Place au scénariste Roberto Leoni ! Ce dernier présente à son tour Folie meurtrière durant 45 minutes, durant lesquelles il revient premièrement sur ce qui a pu inspirer les films qu’il a écrits, en l’occurrence d’avoir passé son enfance dans le quartier du Trastevere à Rome, un lieu où se déroulait moult faits divers et qu’il qualifie même de « Far West ». Ensuite, Roberto Leoni aborde ses sujets de prédilection, « les sentiments cachés, le dévoilement, montrer ce qui se cache derrière les apparences, trouver la lueur qui représente l’espoir, la violence qui se consume et l’innocence qui finit par triompher », en citant quelques auteurs qui l’ont influencé comme Agatha Christie et William Irish. Il parle aussi la genèse de Folie meurtrière, le travail avec Tonino Valerii (dont il a été l’assistant sur le tournage), les conditions de prises de vue, les effets spéciaux (la première scène et celle de la scie électrique sont passées au peigne fin), le casting, l’accueil critique, les accusations portées à son égard d’avoir « récupéré » l’affaire Milena Sutter (la fille d’un industriel avait disparu, puis son corps sans vie avait été repêché deux semaines après), alors que le film avait été écrit et réalisé bien avant.
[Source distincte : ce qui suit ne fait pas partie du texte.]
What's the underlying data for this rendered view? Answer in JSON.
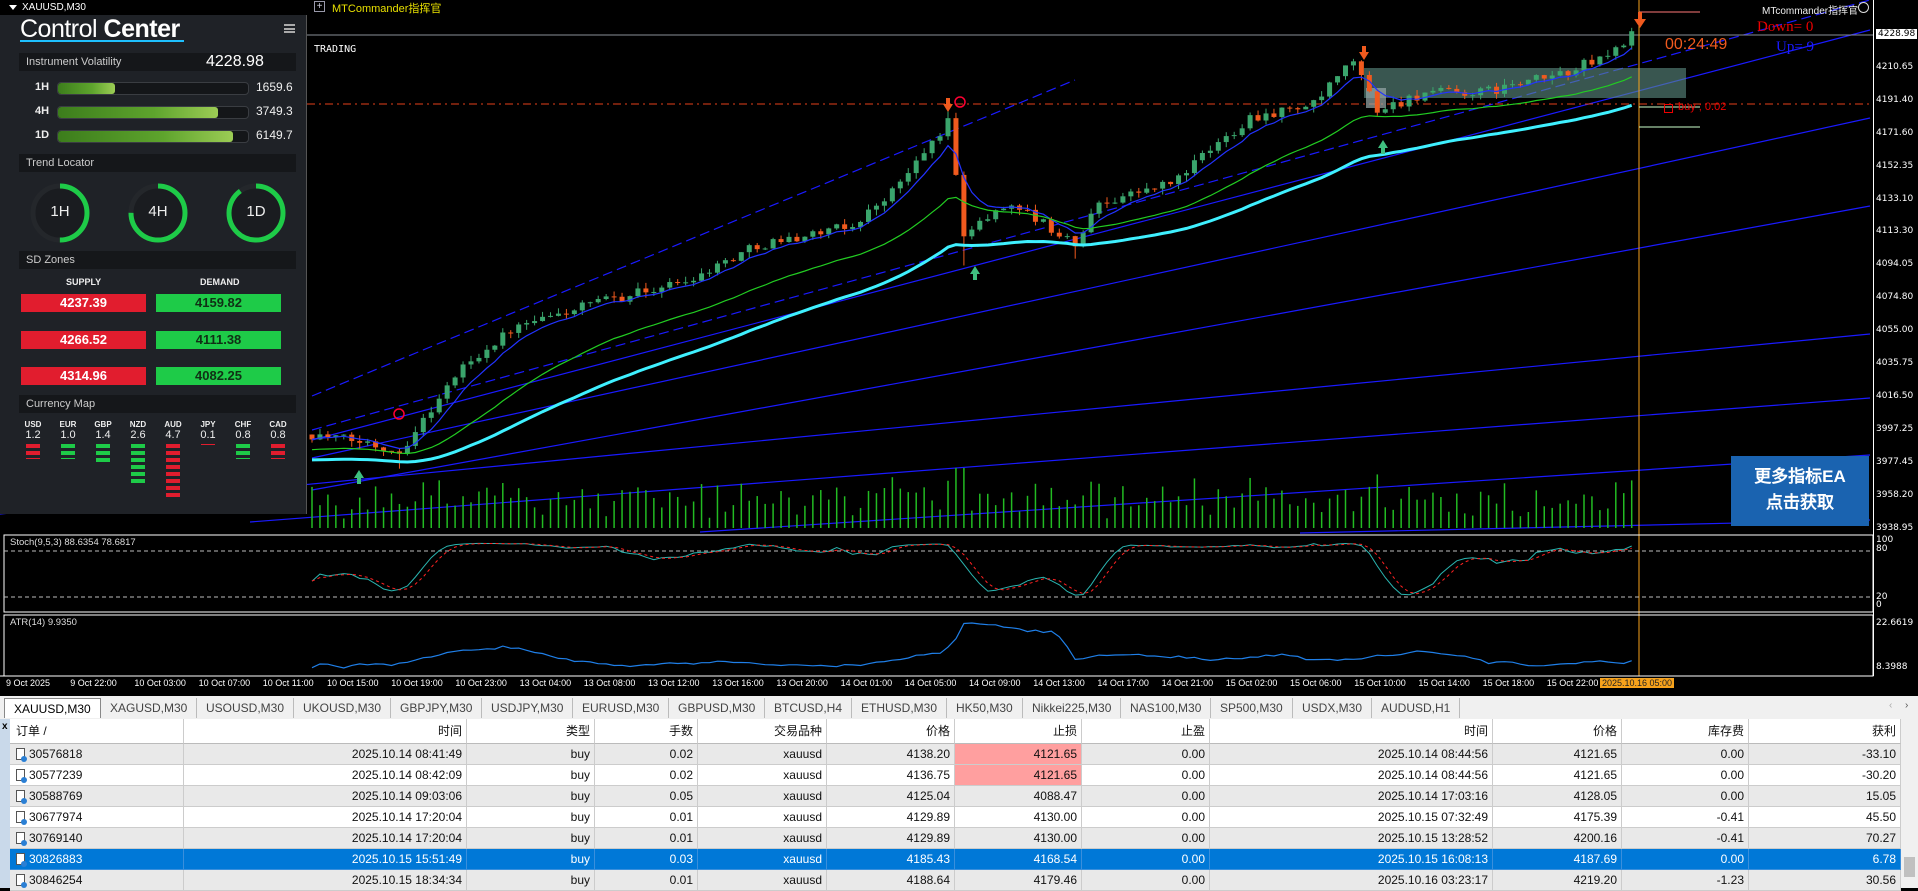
{
  "window": {
    "symbol_title": "XAUUSD,M30",
    "indicator_name": "MTCommander指挥官",
    "mode_label": "TRADING",
    "top_right_label": "MTcommander指挥官",
    "down_label": "Down= 0",
    "up_label": "Up= 9",
    "countdown": "00:24:49",
    "order_label": "buy ; 0.02",
    "banner_line1": "更多指标EA",
    "banner_line2": "点击获取"
  },
  "panel": {
    "title_light": "Control",
    "title_bold": "Center",
    "volatility": {
      "label": "Instrument Volatility",
      "value": "4228.98",
      "bars": [
        {
          "tf": "1H",
          "value": "1659.6",
          "fill": 0.3
        },
        {
          "tf": "4H",
          "value": "3749.3",
          "fill": 0.84
        },
        {
          "tf": "1D",
          "value": "6149.7",
          "fill": 0.92
        }
      ]
    },
    "trend": {
      "label": "Trend Locator",
      "items": [
        {
          "tf": "1H",
          "fill": 0.5
        },
        {
          "tf": "4H",
          "fill": 0.75
        },
        {
          "tf": "1D",
          "fill": 0.9
        }
      ]
    },
    "sd": {
      "label": "SD Zones",
      "supply_label": "SUPPLY",
      "demand_label": "DEMAND",
      "supply": [
        "4237.39",
        "4266.52",
        "4314.96"
      ],
      "demand": [
        "4159.82",
        "4111.38",
        "4082.25"
      ]
    },
    "currency": {
      "label": "Currency Map",
      "items": [
        {
          "code": "USD",
          "value": "1.2",
          "bars": 2,
          "color": "#e11d2e"
        },
        {
          "code": "EUR",
          "value": "1.0",
          "bars": 2,
          "color": "#1ecb48"
        },
        {
          "code": "GBP",
          "value": "1.4",
          "bars": 3,
          "color": "#1ecb48"
        },
        {
          "code": "NZD",
          "value": "2.6",
          "bars": 6,
          "color": "#1ecb48"
        },
        {
          "code": "AUD",
          "value": "4.7",
          "bars": 8,
          "color": "#e11d2e"
        },
        {
          "code": "JPY",
          "value": "0.1",
          "bars": 0,
          "color": "#e11d2e"
        },
        {
          "code": "CHF",
          "value": "0.8",
          "bars": 2,
          "color": "#1ecb48"
        },
        {
          "code": "CAD",
          "value": "0.8",
          "bars": 2,
          "color": "#e11d2e"
        }
      ]
    }
  },
  "chart_data": {
    "type": "candlestick",
    "symbol": "XAUUSD",
    "timeframe": "M30",
    "price_ticks": [
      "4228.98",
      "4210.65",
      "4191.40",
      "4171.60",
      "4152.35",
      "4133.10",
      "4113.30",
      "4094.05",
      "4074.80",
      "4055.00",
      "4035.75",
      "4016.50",
      "3997.25",
      "3977.45",
      "3958.20",
      "3938.95"
    ],
    "price_range": [
      3938.95,
      4228.98
    ],
    "current_price": 4228.98,
    "time_ticks": [
      "9 Oct 2025",
      "9 Oct 22:00",
      "10 Oct 03:00",
      "10 Oct 07:00",
      "10 Oct 11:00",
      "10 Oct 15:00",
      "10 Oct 19:00",
      "10 Oct 23:00",
      "13 Oct 04:00",
      "13 Oct 08:00",
      "13 Oct 12:00",
      "13 Oct 16:00",
      "13 Oct 20:00",
      "14 Oct 01:00",
      "14 Oct 05:00",
      "14 Oct 09:00",
      "14 Oct 13:00",
      "14 Oct 17:00",
      "14 Oct 21:00",
      "15 Oct 02:00",
      "15 Oct 06:00",
      "15 Oct 10:00",
      "15 Oct 14:00",
      "15 Oct 18:00",
      "15 Oct 22:00"
    ],
    "cursor_time": "2025.10.16 05:00",
    "close_path": [
      [
        0,
        3995
      ],
      [
        7,
        3990
      ],
      [
        11,
        3985
      ],
      [
        19,
        4035
      ],
      [
        25,
        4056
      ],
      [
        34,
        4070
      ],
      [
        47,
        4085
      ],
      [
        56,
        4106
      ],
      [
        68,
        4117
      ],
      [
        74,
        4142
      ],
      [
        80,
        4178
      ],
      [
        82,
        4113
      ],
      [
        88,
        4131
      ],
      [
        96,
        4106
      ],
      [
        99,
        4131
      ],
      [
        108,
        4142
      ],
      [
        118,
        4181
      ],
      [
        126,
        4188
      ],
      [
        131,
        4214
      ],
      [
        134,
        4185
      ],
      [
        140,
        4195
      ],
      [
        147,
        4195
      ],
      [
        157,
        4206
      ],
      [
        163,
        4217
      ],
      [
        166,
        4229
      ]
    ],
    "stoch": {
      "label": "Stoch(9,5,3) 88.6354 78.6817",
      "levels": [
        "100",
        "80",
        "20",
        "0"
      ]
    },
    "atr": {
      "label": "ATR(14) 9.9350",
      "max": "22.6619",
      "min": "8.3988"
    }
  },
  "tabs": [
    "XAUUSD,M30",
    "XAGUSD,M30",
    "USOUSD,M30",
    "UKOUSD,M30",
    "GBPJPY,M30",
    "USDJPY,M30",
    "EURUSD,M30",
    "GBPUSD,M30",
    "BTCUSD,H4",
    "ETHUSD,M30",
    "HK50,M30",
    "Nikkei225,M30",
    "NAS100,M30",
    "SP500,M30",
    "USDX,M30",
    "AUDUSD,H1"
  ],
  "table": {
    "headers": [
      "订单 /",
      "时间",
      "类型",
      "手数",
      "交易品种",
      "价格",
      "止损",
      "止盈",
      "时间",
      "价格",
      "库存费",
      "获利"
    ],
    "rows": [
      [
        "30576818",
        "2025.10.14 08:41:49",
        "buy",
        "0.02",
        "xauusd",
        "4138.20",
        "4121.65",
        "0.00",
        "2025.10.14 08:44:56",
        "4121.65",
        "0.00",
        "-33.10"
      ],
      [
        "30577239",
        "2025.10.14 08:42:09",
        "buy",
        "0.02",
        "xauusd",
        "4136.75",
        "4121.65",
        "0.00",
        "2025.10.14 08:44:56",
        "4121.65",
        "0.00",
        "-30.20"
      ],
      [
        "30588769",
        "2025.10.14 09:03:06",
        "buy",
        "0.05",
        "xauusd",
        "4125.04",
        "4088.47",
        "0.00",
        "2025.10.14 17:03:16",
        "4128.05",
        "0.00",
        "15.05"
      ],
      [
        "30677974",
        "2025.10.14 17:20:04",
        "buy",
        "0.01",
        "xauusd",
        "4129.89",
        "4130.00",
        "0.00",
        "2025.10.15 07:32:49",
        "4175.39",
        "-0.41",
        "45.50"
      ],
      [
        "30769140",
        "2025.10.14 17:20:04",
        "buy",
        "0.01",
        "xauusd",
        "4129.89",
        "4130.00",
        "0.00",
        "2025.10.15 13:28:52",
        "4200.16",
        "-0.41",
        "70.27"
      ],
      [
        "30826883",
        "2025.10.15 15:51:49",
        "buy",
        "0.03",
        "xauusd",
        "4185.43",
        "4168.54",
        "0.00",
        "2025.10.15 16:08:13",
        "4187.69",
        "0.00",
        "6.78"
      ],
      [
        "30846254",
        "2025.10.15 18:34:34",
        "buy",
        "0.01",
        "xauusd",
        "4188.64",
        "4179.46",
        "0.00",
        "2025.10.16 03:23:17",
        "4219.20",
        "-1.23",
        "30.56"
      ]
    ],
    "selected_row": 5,
    "sl_hit_rows": [
      0,
      1
    ]
  }
}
Roberto Leoni clôt cette interview en indiquant avoir écrit ce film « avec beaucoup de passion » et que « sa force demeure, même s’il a un peu vieilli ».
L’Image et le son
Le Chat qui fume déroule le tapis rouge au film de Tonino Valerii avec un superbe master Haute-Définition (1080p, AVC). Un traitement royal notable dès la mythique séquence inaugurale, avec une propreté sidérante, une copie stable et un piqué aiguisé. Hormis quelques plans flous qui nous semblent d’origine, la photographie est merveilleusement restituée et n’a vraisemblablement jamais été aussi resplendissante à l’écran. Les quelques poussières et griffures qui ont pu échapper au scalpel numérique demeurent subliminales, la restauration subjugue du début à la fin (oublions les deux ou trois poils en bord de cadre), tout comme la luminosité, les couleurs et l’élégante tenue des contrastes.
Propre et dynamique, le mixage italien DTS HD Master Audio Mono ne fait pas d’esbroufe et restitue parfaitement les dialogues, laissant une belle place à la musique d’Ennio Morricone. Elle est la plus dynamique du lot, mais également la plus virulente et la plus frontale dans ses dialogues par rapport à son homologue. La version française DTS HD Master Audio Mono pousse un peu trop les dialogues, légèrement chuintants, au détriment des effets annexes, mais le doublage est très bon et l’on reconnaîtra d’ailleurs la voix de Pierre Arditi, qui prête son timbre à George Hilton. Les sous-titres français ne sont pas imposés sur la version originale.